Show that these vectors lie in a common two-dimensional plane, How could I show that 4 vectors $v_1, ... v_4$ lie in a common two-dimensional plane in $R^4$?
This plane $P$ does not contain the origin.
The vectors are:
$v_1=(3,0,1,4)$
$v_2=(3, 2, -1, 6)$
$v_3=(3,1,0,5)$
$v_4=(2,0, -1,1)$
I also want to find a description of $P$ using two linear equalities:
$$P = \{\vec x: f(\vec x) =a ,g(\vec x)=b\}$$
where $f$ and $g$ are linear functionals $f(\vec x) = f_1x_1 + ... f_4x_4$ and so on.
I have tried putting the 4 vectors into a 4x4 matrix and row-reduced it a few times, both times confirming that this matrix has rank 3, so that doesn't seem to help me.
Any ideas are welcome.
Thanks,
 A: You can treat one of the vectors like the origin and show that the differences span a two-dimensional subspace.
So, we can arbitrarily pick $v_4$ as our frame of reference.
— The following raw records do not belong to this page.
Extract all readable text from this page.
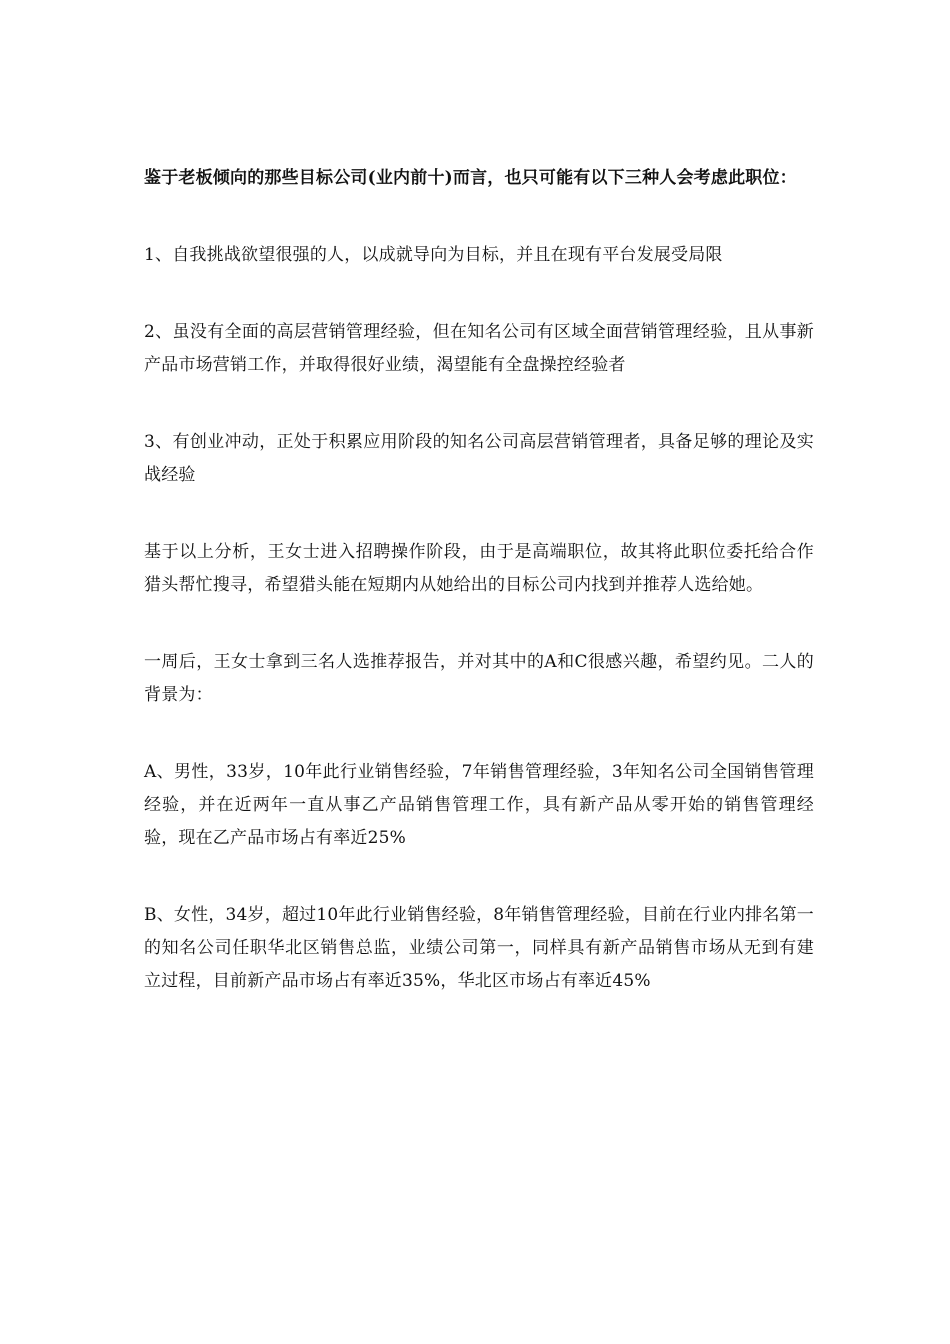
鉴于老板倾向的那些目标公司(业内前十)而言，也只可能有以下三种人会考虑此职位：

1、自我挑战欲望很强的人，以成就导向为目标，并且在现有平台发展受局限

2、虽没有全面的高层营销管理经验，但在知名公司有区域全面营销管理经验，且从事新产品市场营销工作，并取得很好业绩，渴望能有全盘操控经验者

3、有创业冲动，正处于积累应用阶段的知名公司高层营销管理者，具备足够的理论及实战经验

基于以上分析，王女士进入招聘操作阶段，由于是高端职位，故其将此职位委托给合作猎头帮忙搜寻，希望猎头能在短期内从她给出的目标公司内找到并推荐人选给她。

一周后，王女士拿到三名人选推荐报告，并对其中的A和C很感兴趣，希望约见。二人的背景为：

A、男性，33岁，10年此行业销售经验，7年销售管理经验，3年知名公司全国销售管理经验，并在近两年一直从事乙产品销售管理工作，具有新产品从零开始的销售管理经验，现在乙产品市场占有率近25%

B、女性，34岁，超过10年此行业销售经验，8年销售管理经验，目前在行业内排名第一的知名公司任职华北区销售总监，业绩公司第一，同样具有新产品销售市场从无到有建立过程，目前新产品市场占有率近35%，华北区市场占有率近45%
Now we get three difference vectors 
\begin{align*}
d_1 &= v_1 - v_4 \\
d_2 &= v_2 - v_4 \\
d_3 &= v_3 - v_4, \\
\end{align*}
and want to show that they span a two-dimensional subspace. You can use whatever technique you like, at this point: Row reducing a matrix, or by expressing $d_3$ as a linear combination of $d_1$ and $d_2$, probably among other possibilities.
If you can express this translated subspace as $\{d : f^*(d) = 0 = g^*(d)\}$ using linear functionals $f^*$ and $g^*$, I believe the original plane will be given by $\{v : f^*(v) = f^*(v_4),\ \ g^*(v) = g^*(v_4)\}$, although I haven't thought about that before.
A: It suffices to show that the three vectors $v_2-v_1, v_3-v_1,v_4-v_1$ lie in the some two-dimensional plane (containing the origin). This is equivalent to the three vectors being linearly dependent:
$$a(v_2-v_1)+b(v_3-v_1)+c(v_4-v_1)=0.$$
Supposing that this translated plane is not one-dimensional, we may WLOG assume $v_2-v_1$ and $v_3-v_1$ are not scalar multiples of each other. Using Gram-Schmidt, we can find unit vectors $w$ and $w'$ that are orthogonal to each other and to everything in our plane. Then, our translated plane can be written as $\{v \mid w^\top v = w'^\top v= 0\}$. Then, translating back, our original plane is $\{v \mid w^\top v = w'^\top v = w^\top v_1\}$.

In your case, $v_2-v_1 = (0,2,0,2)$, $v_3-v_1=(0,1,-1,1)$, and $v_4-v_1 = (-1,0,-2,-3)$, which spans three dimensions, so unfortunately your original vectors do not lie in the same two-dimensional plane.
A: Here's another approach. Find the plane $P$ containing $v_1, v_2, v_3$ (this is guaranteed to exist); let $w$ be its normal vector. Now look at $(v_1-v_4)\cdot w$. If this equals zero, then $(v_1-v_4)\perp w$;  if you draw a picture, you can see why this means $v_4$ lies in $P$.

Basically, what we're doing is using the geometric fact that $v_1, . . . , v_4$ are coplanar iff there is a vector $w$ which is perpendicular to each of the pairwise differences $v_i-v_j$. Note that this means it's actually equivalent, mathematically, to the other answers; but you might find it a little more concrete (or not; YMMV).